Temporary array reductions #13

awnawab · 2024-03-25T10:30:02Z

This is the first of 3 PRs aimed at merging the initial GPU port of ecWAM to the main branch. The focus of the current PR is to make small bit-identical changes to the source-term computations to reduce the amount of temporary arrays. Due to the design of one of Loki's GPU memory management recipes, it is especially important to avoid temporary arrays without compile-time parameter bounds that don't have NPROMA as the leading dimension.
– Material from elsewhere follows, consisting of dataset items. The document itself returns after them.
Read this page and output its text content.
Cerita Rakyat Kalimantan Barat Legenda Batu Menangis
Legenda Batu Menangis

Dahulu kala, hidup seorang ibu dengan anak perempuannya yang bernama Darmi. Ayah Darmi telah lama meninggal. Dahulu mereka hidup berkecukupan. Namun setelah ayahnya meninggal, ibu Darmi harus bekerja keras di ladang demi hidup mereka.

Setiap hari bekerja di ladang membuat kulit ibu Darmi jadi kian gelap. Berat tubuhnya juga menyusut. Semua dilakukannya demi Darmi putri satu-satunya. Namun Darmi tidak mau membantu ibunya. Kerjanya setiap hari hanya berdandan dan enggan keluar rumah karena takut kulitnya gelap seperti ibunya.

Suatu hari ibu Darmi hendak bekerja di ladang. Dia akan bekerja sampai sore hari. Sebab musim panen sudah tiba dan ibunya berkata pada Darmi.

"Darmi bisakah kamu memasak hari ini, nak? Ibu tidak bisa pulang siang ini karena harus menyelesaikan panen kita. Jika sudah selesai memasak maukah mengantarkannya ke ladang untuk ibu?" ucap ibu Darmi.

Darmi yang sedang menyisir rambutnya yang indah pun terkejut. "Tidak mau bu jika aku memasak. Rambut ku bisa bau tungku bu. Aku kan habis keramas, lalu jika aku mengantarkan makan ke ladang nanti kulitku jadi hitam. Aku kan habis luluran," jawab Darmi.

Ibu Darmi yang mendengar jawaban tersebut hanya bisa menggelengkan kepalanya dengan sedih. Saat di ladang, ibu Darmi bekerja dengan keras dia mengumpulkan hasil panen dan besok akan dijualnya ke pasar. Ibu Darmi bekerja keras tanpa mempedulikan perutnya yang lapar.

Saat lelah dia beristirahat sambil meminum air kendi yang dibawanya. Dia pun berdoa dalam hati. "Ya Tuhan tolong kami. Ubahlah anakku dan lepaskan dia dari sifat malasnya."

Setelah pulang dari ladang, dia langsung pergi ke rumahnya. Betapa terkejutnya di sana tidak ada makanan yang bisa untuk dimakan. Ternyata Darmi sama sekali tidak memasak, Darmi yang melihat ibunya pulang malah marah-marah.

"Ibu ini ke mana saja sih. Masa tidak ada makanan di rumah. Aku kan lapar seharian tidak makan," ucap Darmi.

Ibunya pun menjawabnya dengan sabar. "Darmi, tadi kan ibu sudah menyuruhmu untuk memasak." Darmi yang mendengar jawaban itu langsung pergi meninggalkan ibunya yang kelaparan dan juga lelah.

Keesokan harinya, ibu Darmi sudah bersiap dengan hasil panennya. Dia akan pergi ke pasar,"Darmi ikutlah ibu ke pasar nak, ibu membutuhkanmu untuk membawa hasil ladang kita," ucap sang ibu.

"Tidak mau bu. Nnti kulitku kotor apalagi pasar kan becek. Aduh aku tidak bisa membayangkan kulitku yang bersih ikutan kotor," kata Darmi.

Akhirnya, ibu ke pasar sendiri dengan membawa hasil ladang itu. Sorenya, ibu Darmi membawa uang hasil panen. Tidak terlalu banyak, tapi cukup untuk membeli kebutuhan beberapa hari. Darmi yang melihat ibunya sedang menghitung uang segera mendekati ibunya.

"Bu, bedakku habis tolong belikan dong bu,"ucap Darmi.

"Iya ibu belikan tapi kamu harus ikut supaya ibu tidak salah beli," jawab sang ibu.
awnawab · 2024-03-25T11:04:52Z

@jrbidlot and @jkousal32 could you also please review this PR? Thanks 😄

wdeconinck

Looks good to me, just some questions really; see below.
Some changes seem like going further than just reduce arrays.

wdeconinck · 2024-03-25T17:15:04Z

src/ecwam/implsch.F90

@@ -382,7 +370,7 @@ SUBROUTINE IMPLSCH (KIJS, KIJL, FL1,                         &
     &            EMEAN, FMEAN, F1MEAN, AKMEAN, XKMEAN)

 !     MEAN FREQUENCY CHARACTERISTIC FOR WIND SEA
-      CALL FEMEANWS(KIJS, KIJL, FL1, XLLWS, EMEANWS, FMEANWS)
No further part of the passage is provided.